Fraldas nos EUA: crescimento de private labels atrai novos entrantes e pressiona marcas tradicionais
Mudanças no comportamento de consumo e investimentos de varejistas impulsionam expansão de marcas próprias, enquanto P&G e Kimberly-Clark ajustam portfólios para competir com alternativas premium e econômicas
O segmento de fraldas nos Estados Unidos tem observado um aumento na entrada de private labels, impulsionado pelo comportamento de consumo mais atento a preços. Segundo Paul Wood, presidente da Ontex na América do Norte, a companhia atende toda a gama de fraldas, “do preço inicial até a fralda mais cara na prateleira, e tudo o que estiver entre eles”, e nota maior engajamento dos varejistas em desenvolver suas próprias marcas.
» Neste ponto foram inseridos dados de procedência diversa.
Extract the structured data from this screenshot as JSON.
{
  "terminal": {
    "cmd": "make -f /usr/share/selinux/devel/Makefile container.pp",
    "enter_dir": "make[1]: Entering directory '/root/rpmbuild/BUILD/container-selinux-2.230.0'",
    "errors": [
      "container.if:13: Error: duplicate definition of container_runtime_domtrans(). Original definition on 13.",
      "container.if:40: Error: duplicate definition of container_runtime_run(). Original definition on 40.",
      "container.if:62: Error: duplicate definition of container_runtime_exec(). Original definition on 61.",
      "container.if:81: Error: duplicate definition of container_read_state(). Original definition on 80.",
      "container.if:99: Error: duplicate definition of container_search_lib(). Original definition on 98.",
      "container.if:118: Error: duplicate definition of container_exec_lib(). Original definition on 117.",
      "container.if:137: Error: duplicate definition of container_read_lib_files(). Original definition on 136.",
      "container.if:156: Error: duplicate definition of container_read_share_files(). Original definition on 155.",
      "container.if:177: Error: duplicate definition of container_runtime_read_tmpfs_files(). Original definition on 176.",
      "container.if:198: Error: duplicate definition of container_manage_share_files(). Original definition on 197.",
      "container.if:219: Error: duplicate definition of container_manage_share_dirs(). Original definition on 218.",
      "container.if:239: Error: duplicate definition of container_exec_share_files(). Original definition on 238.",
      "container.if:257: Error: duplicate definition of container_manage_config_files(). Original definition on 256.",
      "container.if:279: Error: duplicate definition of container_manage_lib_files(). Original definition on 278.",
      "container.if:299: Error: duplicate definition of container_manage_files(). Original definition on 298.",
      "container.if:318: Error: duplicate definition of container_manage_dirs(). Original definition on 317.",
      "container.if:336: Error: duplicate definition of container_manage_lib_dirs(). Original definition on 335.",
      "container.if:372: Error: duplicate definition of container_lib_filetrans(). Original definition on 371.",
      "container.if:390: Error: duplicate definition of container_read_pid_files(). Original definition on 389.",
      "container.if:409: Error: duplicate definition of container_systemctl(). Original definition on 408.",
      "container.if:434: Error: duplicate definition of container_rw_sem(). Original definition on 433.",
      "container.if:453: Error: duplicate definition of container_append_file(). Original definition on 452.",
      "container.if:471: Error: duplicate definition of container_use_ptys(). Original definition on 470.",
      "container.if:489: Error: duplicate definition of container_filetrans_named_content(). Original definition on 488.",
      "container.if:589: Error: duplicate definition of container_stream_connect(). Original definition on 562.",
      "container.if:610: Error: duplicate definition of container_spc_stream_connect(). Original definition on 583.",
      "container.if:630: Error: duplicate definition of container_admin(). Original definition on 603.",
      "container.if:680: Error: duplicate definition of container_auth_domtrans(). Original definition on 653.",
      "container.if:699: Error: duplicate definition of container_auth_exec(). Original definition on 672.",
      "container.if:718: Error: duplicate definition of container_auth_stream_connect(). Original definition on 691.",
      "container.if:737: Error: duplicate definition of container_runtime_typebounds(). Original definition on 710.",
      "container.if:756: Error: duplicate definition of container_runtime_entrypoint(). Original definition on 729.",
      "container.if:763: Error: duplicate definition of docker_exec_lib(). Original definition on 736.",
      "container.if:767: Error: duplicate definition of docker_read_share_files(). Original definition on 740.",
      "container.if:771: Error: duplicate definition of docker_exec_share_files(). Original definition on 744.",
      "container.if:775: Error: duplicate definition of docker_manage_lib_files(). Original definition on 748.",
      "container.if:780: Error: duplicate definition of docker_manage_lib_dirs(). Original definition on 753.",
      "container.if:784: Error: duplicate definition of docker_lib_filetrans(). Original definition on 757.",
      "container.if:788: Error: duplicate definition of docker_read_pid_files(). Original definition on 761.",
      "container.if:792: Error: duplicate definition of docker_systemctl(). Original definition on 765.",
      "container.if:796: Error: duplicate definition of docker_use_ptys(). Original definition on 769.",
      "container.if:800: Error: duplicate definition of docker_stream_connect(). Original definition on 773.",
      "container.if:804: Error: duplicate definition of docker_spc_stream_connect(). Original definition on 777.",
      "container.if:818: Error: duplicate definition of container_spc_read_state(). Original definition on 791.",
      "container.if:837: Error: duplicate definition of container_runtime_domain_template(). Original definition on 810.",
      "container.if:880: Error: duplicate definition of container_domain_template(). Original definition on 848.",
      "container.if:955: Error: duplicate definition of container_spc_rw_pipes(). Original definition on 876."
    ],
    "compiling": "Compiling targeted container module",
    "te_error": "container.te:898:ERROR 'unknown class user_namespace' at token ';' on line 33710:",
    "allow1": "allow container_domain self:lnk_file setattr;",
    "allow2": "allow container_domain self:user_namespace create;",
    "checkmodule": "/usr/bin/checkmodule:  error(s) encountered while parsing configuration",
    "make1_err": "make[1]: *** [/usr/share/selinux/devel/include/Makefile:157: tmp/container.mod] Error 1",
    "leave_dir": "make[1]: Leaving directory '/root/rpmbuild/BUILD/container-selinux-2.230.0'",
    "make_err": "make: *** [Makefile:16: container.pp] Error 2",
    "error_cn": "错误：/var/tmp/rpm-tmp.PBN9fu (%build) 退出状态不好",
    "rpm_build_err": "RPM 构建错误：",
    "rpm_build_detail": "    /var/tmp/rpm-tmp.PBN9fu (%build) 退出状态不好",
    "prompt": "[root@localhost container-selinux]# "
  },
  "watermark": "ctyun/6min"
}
“Vimos mais varejistas investindo recursos e formando equipes dedicadas a isso, com foco maior nessa marca, tanto no conteúdo da caixa quanto na forma como ela é comercializada”, disse Wood. O movimento é perceptível em diferentes redes, com cada uma em estágio distinto de desenvolvimento, mas há uma tendência clara de fortalecimento das marcas próprias.
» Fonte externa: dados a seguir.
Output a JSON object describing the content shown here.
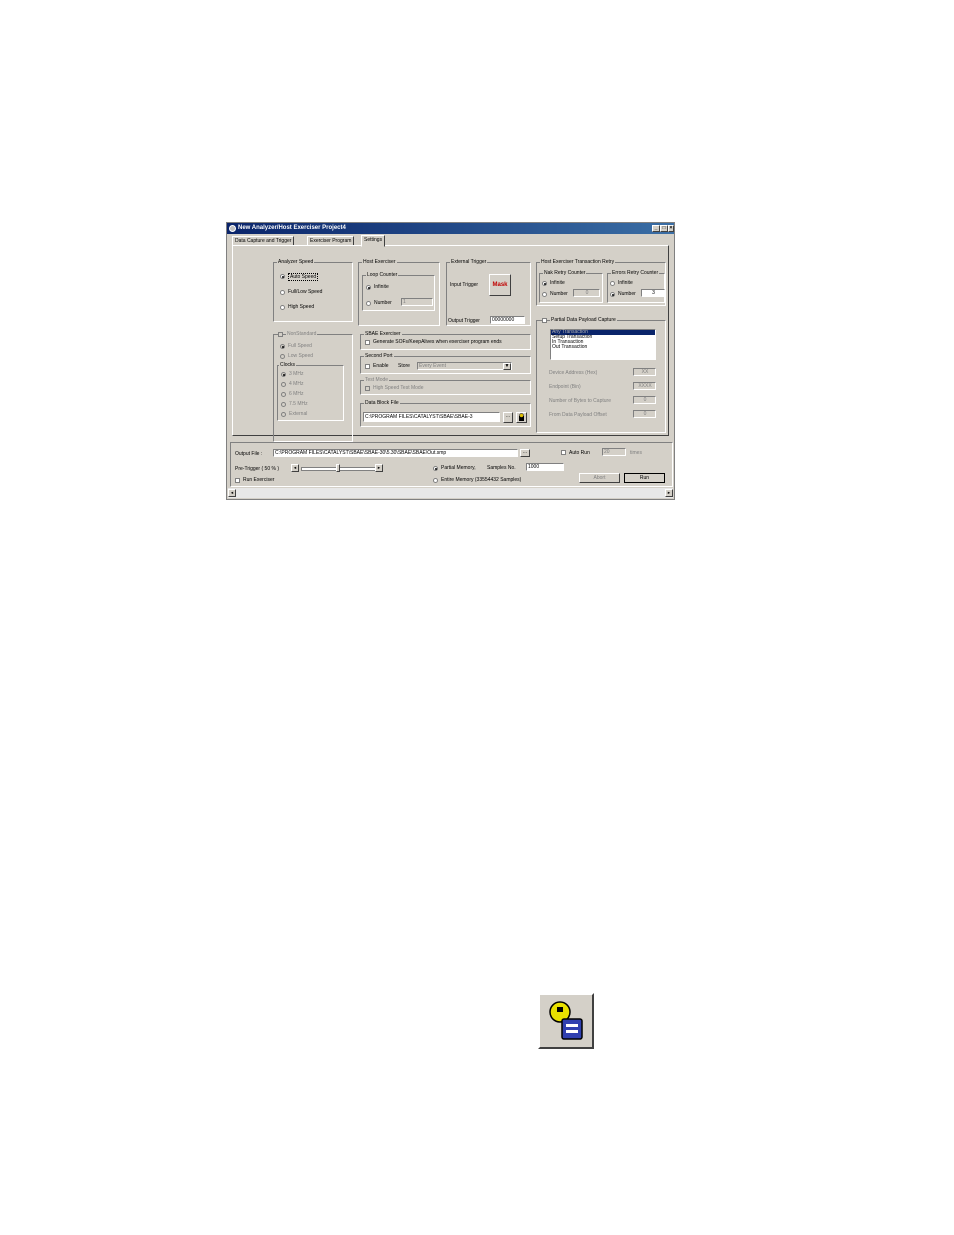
{
  "window": {
    "title": "New Analyzer/Host Exerciser Project4",
    "controls": [
      "_",
      "□",
      "×"
    ]
  },
  "tabs": [
    {
      "label": "Data Capture and Trigger"
    },
    {
      "label": "Exerciser Program"
    },
    {
      "label": "Settings"
    }
  ],
  "analyzer_speed": {
    "title": "Analyzer Speed",
    "options": [
      "Auto Speed",
      "Full/Low Speed",
      "High Speed"
    ],
    "selected": "Auto Speed"
  },
  "nonstandard": {
    "label": "NonStandard",
    "full_speed": "Full Speed",
    "low_speed": "Low Speed",
    "clocks_title": "Clocks",
    "clocks": [
      "3 MHz",
      "4 MHz",
      "6 MHz",
      "7.5 MHz",
      "External"
    ]
  },
  "host_exerciser": {
    "title": "Host Exerciser",
    "loop_counter_title": "Loop Counter",
    "infinite": "Infinite",
    "number": "Number",
    "number_value": "1"
  },
  "external_trigger": {
    "title": "External Trigger",
    "input_trigger": "Input Trigger",
    "mask_button": "Mask",
    "output_trigger": "Output Trigger",
    "output_value": "00000000"
  },
  "transaction_retry": {
    "title": "Host Exerciser Transaction Retry",
    "nak_title": "Nak Retry Counter",
    "nak_infinite": "Infinite",
    "nak_number": "Number",
    "nak_value": "0",
    "errors_title": "Errors Retry Counter",
    "errors_infinite": "Infinite",
    "errors_number": "Number",
    "errors_value": "3"
  },
  "sbae_exerciser": {
    "title": "SBAE Exerciser",
    "generate": "Generate SOFs/KeepAlives when exerciser program ends"
  },
  "second_port": {
    "title": "Second Port",
    "enable": "Enable",
    "store": "Store",
    "store_value": "Every Event"
  },
  "test_mode": {
    "title": "Test Mode",
    "option": "High Speed Test Mode"
  },
  "data_block": {
    "title": "Data Block File",
    "path": "C:\\PROGRAM FILES\\CATALYST\\SBAE\\SBAE-3",
    "browse": "..."
  },
  "partial_payload": {
    "label": "Partial Data Payload Capture",
    "list": [
      "Any Transaction",
      "Setup Transaction",
      "In Transaction",
      "Out Transaction"
    ],
    "device_address": "Device Address (Hex)",
    "device_value": "XX",
    "endpoint": "Endpoint (Bin)",
    "endpoint_value": "XXXX",
    "num_bytes": "Number of Bytes to Capture",
    "num_bytes_value": "0",
    "offset": "From Data Payload Offset",
    "offset_value": "0"
  },
  "bottom": {
    "output_file_label": "Output File :",
    "output_file": "C:\\PROGRAM FILES\\CATALYST\\SBAE\\SBAE-30\\5.30\\SBAE\\SBAE\\Out.smp",
    "browse": "...",
    "auto_run": "Auto Run",
    "auto_run_value": "20",
    "times": "times",
    "pre_trigger": "Pre-Trigger ( 50 % )",
    "pre_trigger_percent": 50,
    "partial_memory": "Partial Memory,",
    "samples_no": "Samples No.",
    "samples_value": "1000",
    "entire_memory": "Entire Memory (33554432 Samples)",
    "run_exerciser": "Run Exerciser",
    "abort": "Abort",
    "run": "Run",
    "left_arrow": "◄",
    "right_arrow": "►"
  },
  "icons": {
    "app_icon": "app-icon",
    "toolbar_button": "data-block-file-icon"
  }
}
CONCORRÊNCIA MAIS ACIRRADA
O mercado de fraldas tem sido historicamente dominado por conglomerados como Pampers (P&G) e Huggies (Kimberly-Clark). Entretanto, a demanda por alternativas mais sustentáveis, livres de plásticos ou ingredientes específicos, e produtos com preços mais acessíveis, abriu espaço para novos concorrentes.
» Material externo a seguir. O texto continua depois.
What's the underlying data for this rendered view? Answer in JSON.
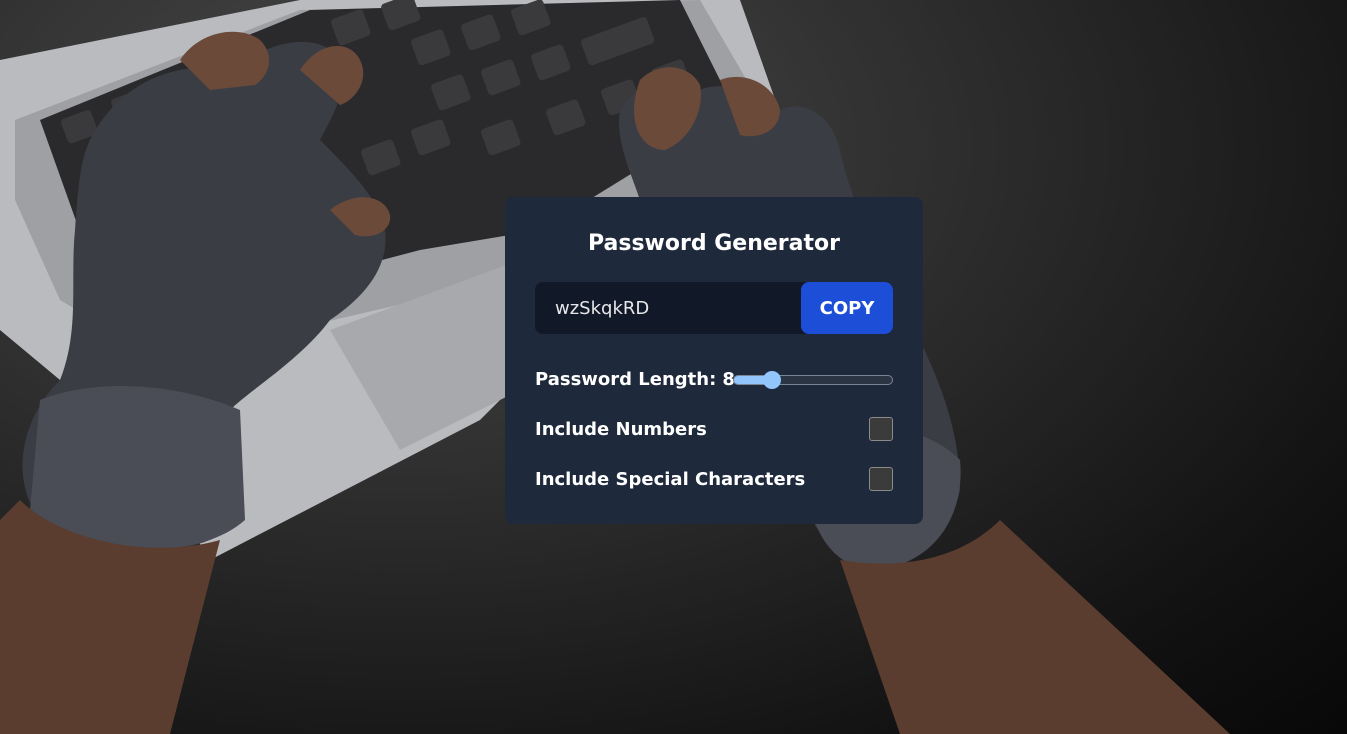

Startups ecológicas como Kudos, Ecopeaco e Dyper, opções premium DTC como Coterie, e alternativas econômicas como Rascals + Friends têm ampliado sua presença, especialmente em grandes redes. Ao mesmo tempo, líderes tradicionais reforçam portfólios, como a P&G com a marca Bumbum e a Kimberly-Clark com a linha Huggies Skin Essentials.
INVESTIMENTOS EM CAPACIDADE PRODUTIVA
Além da demanda do consumidor, investimentos em infraestrutura também favorecem a expansão de private labels. A Ontex aplicou quase US$ 100 milhões em uma planta na Carolina do Norte, nos Estados Unidos, capaz de produzir milhares de fraldas por minuto. Outras empresas, como Drylock Technologies e First Quality, também ampliam instalações para atender à crescente demanda.
No caso de marcas próprias consolidadas, como a Kirkland da Costco, pesquisas mostram que cerca de um em cada seis pais opta pelo produto, reforçando a competitividade das private labels. A mudança recente na produção da marca, de Kimberly-Clark para First Quality, ilustra o realinhamento estratégico do setor.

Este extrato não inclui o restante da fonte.